Ancora cori contro i napoletani, ma soprattutto dei beceri “buu” razzisti contro chi ha un colore della pelle diverso. Il calcio italiano ormai diventa sempre più la copertina dell’onda razzista (e lo diciamo senza mezzi termini) che sta investendo il Bel Paese, dove l’imbecillità dilagante di chi si accampa il diritto di poter offendere gli altri (anche solo per scherzo) sembra stia raggiungendo dei livelli preoccupanti, anche a livello istituzionale.
La cosa ancor più grave è che si producono anche cattivi esempi, soprattutto per i giovani. Basta guardare, ad esempio, ai 25 baby calciatori juventini recentemente squalificati per aver intonato, dopo una partita vinta, dei cori contro i napoletani. Una situazione inaccettabile, che non trova soluzioni se non a parole, e che ieri sera ha coinvolto anche Milano: considerata la prima città d’Italia per qualità della vita.
Infatti, la denuncia che nel post gara contro l’Inter ha fatto Ancelotti è grave e dà bene la misura di come non ci sia la voglia di cambiare. “C’è stato un ambiente un po’ particolare – ha detto il tecnico azzurro – Koulibaly era agitato e nervoso e questo non va bene per noi e non va bene per il calcio italiano.
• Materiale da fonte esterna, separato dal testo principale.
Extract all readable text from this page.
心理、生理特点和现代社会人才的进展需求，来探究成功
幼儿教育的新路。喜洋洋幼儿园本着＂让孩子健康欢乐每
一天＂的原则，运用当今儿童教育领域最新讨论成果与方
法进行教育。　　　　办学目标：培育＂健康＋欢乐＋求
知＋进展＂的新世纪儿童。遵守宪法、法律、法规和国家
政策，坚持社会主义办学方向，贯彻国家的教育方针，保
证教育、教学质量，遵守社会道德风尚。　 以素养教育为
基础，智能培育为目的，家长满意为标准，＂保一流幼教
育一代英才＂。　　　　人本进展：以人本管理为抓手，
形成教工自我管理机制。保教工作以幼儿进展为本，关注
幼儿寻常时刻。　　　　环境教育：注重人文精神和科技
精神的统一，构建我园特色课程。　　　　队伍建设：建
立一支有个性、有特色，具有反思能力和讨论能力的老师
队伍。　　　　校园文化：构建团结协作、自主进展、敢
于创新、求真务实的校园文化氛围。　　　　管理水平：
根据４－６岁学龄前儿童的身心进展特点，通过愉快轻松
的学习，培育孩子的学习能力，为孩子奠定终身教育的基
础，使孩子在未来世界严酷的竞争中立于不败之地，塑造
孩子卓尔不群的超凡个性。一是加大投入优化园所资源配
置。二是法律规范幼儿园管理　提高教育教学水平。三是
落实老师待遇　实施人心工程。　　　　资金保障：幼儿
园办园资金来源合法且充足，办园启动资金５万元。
Le partite si possono interrompere, voglio sapere però quando si devono interrompere. Abbiamo chiesto tre volte alla Procura federale la sospensione per gli ululati contro Koulibaly. Ci sono stati gli annunci, ma non è bastato, hanno continuato. La prossima volta ci fermiamo noi, magari ci danno la sconfitta a tavolino“.
Il calcio dovrebbe essere aggregazione e invece, puntualmente, crea divisioni, sfociando anche nella violenza (non solo verbale): non è normale andare allo stadio, nel giorno di Santo Stefano, per il solo gusto di insultare gli altri per il colore della propria pelle; non è normale andare allo stadio e dar vita ad una rissa dalla quale si esce accoltellati; non è normale andare allo stadio ed invocare calamità naturali mentre a Catania la gente è impaurita per l’attività dell’Etna.
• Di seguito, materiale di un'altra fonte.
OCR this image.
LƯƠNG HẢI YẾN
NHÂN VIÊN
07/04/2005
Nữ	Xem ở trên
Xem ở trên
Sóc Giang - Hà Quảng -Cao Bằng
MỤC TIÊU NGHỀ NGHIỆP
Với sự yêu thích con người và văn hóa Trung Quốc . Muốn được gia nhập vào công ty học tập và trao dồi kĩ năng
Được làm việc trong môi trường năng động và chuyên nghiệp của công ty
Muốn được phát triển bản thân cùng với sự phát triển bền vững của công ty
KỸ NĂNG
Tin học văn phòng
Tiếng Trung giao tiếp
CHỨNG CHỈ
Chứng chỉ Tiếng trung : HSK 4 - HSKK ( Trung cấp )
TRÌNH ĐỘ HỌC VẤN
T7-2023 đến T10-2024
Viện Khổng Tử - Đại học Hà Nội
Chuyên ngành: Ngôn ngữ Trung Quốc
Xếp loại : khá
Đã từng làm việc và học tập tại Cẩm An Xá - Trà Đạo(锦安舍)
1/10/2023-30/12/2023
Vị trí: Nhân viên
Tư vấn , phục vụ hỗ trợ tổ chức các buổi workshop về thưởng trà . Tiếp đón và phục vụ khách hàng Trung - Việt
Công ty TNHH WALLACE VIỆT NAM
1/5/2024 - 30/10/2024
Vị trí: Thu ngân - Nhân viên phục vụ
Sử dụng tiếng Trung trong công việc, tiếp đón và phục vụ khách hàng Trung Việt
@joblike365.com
Bisogna anche dire, però, che dai fatti di San Siro in tanti hanno subito preso le distanze, come il sindaco della città meneghina Sala: “Quei buu a Koulibaly sono stati una vergogna. Un atto vergognoso nei confronti di un atleta serio come lui, che porta con fierezza il colore della sua pelle. Non mi piace, per mia natura, pensare a cosa devono fare gli altri per risolvere i problemi della società in cui viviamo. Preferisco sempre partire da cosa devo fare io. E in questo caso farò una cosa molto semplice. Continuerò ad andare a vedere l’Inter, ma ai primi buu farò un piccolo gesto, mi alzerò e me ne andrò. Nel frattempo chiedo scusa a Kalidou Koulibaly, a nome mio e della Milano sana che vuol testimoniare che si può sentirsi fratelli nonostante i tempi difficili in cui viviamo”
Tuttavia tutto ciò non è normale, non è da uomini. Lo ha detto, in maniera velata, lo stesso Koulibaly, espulso nel finale di gara per aver applaudito l’arbitro dopo che questo gli aveva mostrato un giallo. “Mi dispiace la sconfitta e soprattutto per aver lasciato i miei fratelli! Però sono orgoglioso del colore della mia pelle, di essere francese, di essere senegalese, napoletano: uomo“, ha tweettato il difensore.
La regola parla chiaro: l’arbitro non può essere applaudito in maniera ironica. Il comportamento del difensore azzurro, quindi, nonostante il nervosismo, non è giustificabile, ma neanche condannabile. Non possiamo pensare che un calciatore, sul quale già c’è la pressione di un match tirato come quello di ieri sera, possa dirsi “abituato” a questi cori (come alcuni professoroni da salotti tv hanno ieri dichiarato). E poi, una domanda sorge spontanea: lo stesso sig. Mazzoleni che lo ha buttato fuori, perché non è intervenuto con la stessa determinazione quando il pubblico del Meazza ha prodotto quei cori? Forse una risposta non ci sarà mai data, ma resta il fatto che anche una tale scelta non è normale, non è da uomini.